20 Newsgroup Subset Datasets
Subsets of the original 20 Newsgroups corpus, in term-document format only. We used the 20NG collection as a source for artificially constructed datasets because it contains a range of topics that overlap to varying degrees. From the collection we derived a large number of smaller datasets for which the correct value of k is known.
Contents
We constructed 84 sets in total, 12 for each value of k in the range [2,8]. The datasets are divided as follows:
- s* - * - *: 42 datasets with clusters that are reasonably compact and well-separated.
- o* - * - *: 42 datasets with clusters that overlap considerablely.
These datasets can be alternatively divided into sub-groups of datasets containing clusters of different proportions:
- *b - * - *: 28 datasets with balanced clusters containing 500 documents each.

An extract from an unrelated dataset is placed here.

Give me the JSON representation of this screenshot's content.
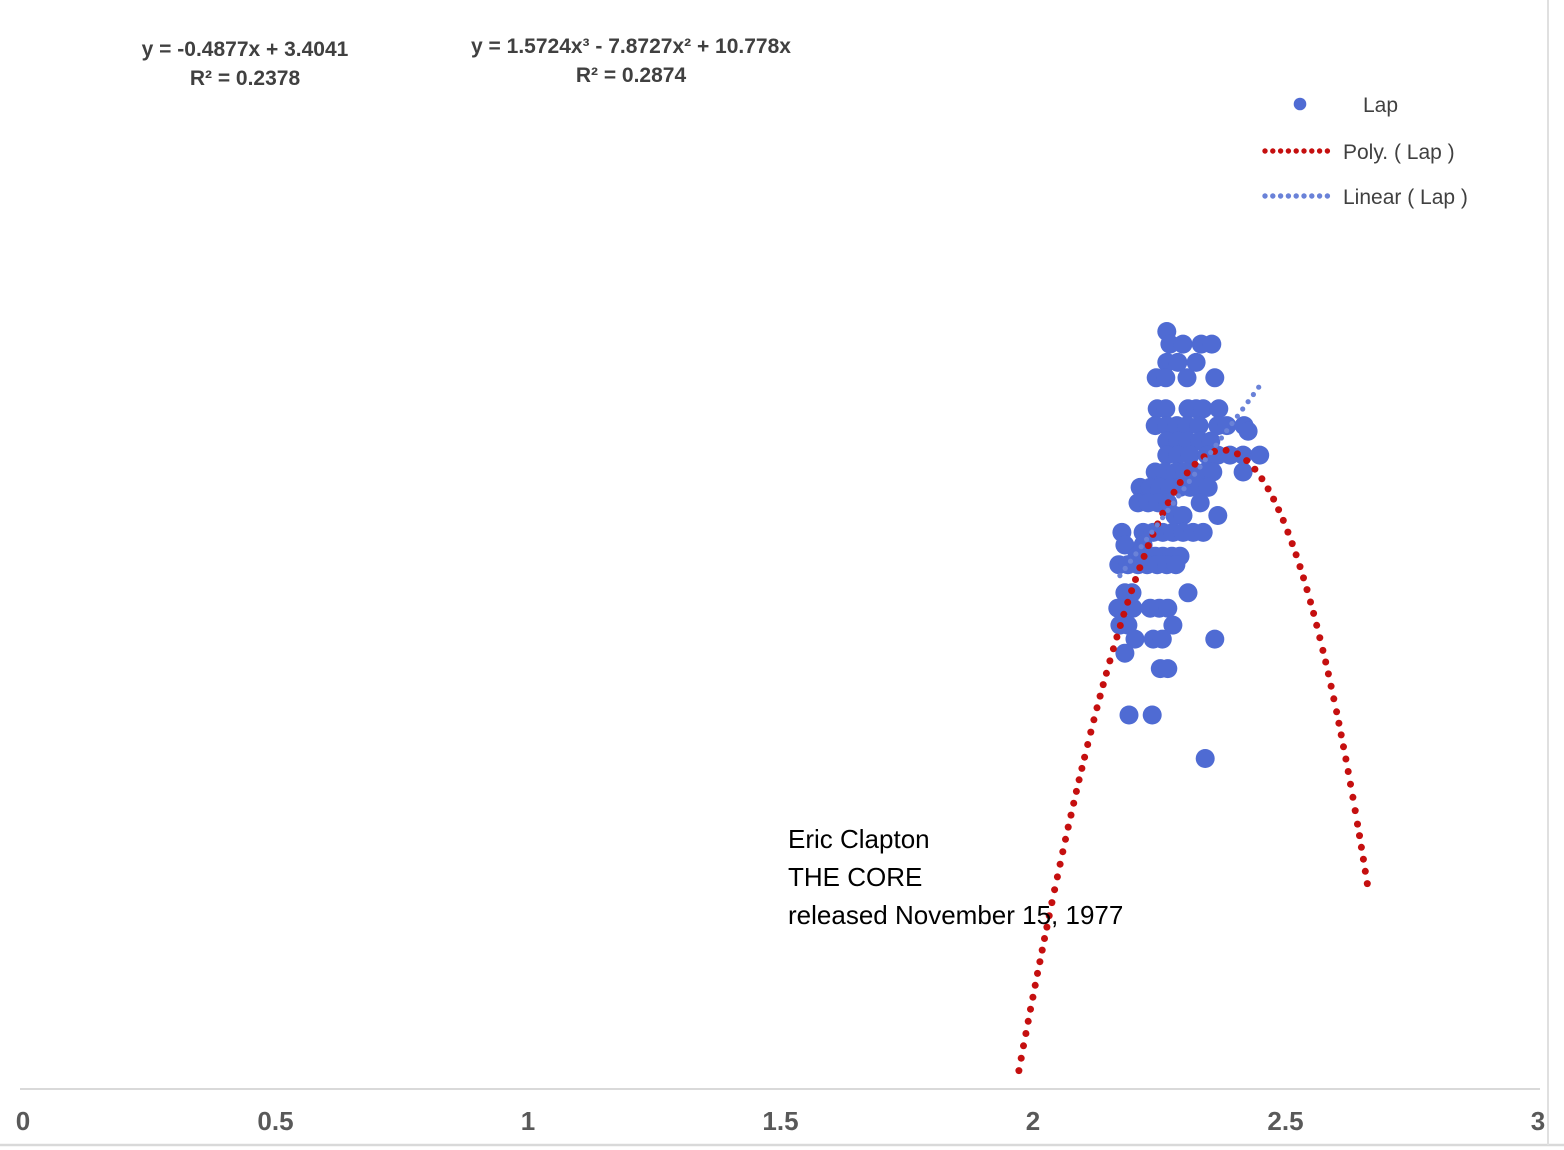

- *s - * - *: 28 datasets with unbalanced clusters where one cluster contains 10% of the documents in the dataset.
- *l - * - *: 28 datasets with unbalanced clusters where one cluster contains 60% of the documents.
In all cases the documents were randomly drawn from each class.
Downloads
- Download well-separated datasets
- Download overlapping datasets
- Full list of 20NG subset contents
File Formats
The datasets have been pre-processed, with stop-word removal and stemming already applied. In addition, terms occurring in less than three documents have been eliminated. The files contained in the archives given above have the following formats:
- *.mtx: Original term frequencies stored in a sparse data matrix in Matrix Market format.
- *.terms: List of content-bearing terms in the corpus, with each line corresponding to a row of the sparse data matrix.
- *.docs: List of document identifiers, with each line corresponding to a column of the sparse data matrix.
- *.classes: Assignment of documents to natural classes, with each line corresponding to a document.
- *.urls: Links to original articles, where appropriate.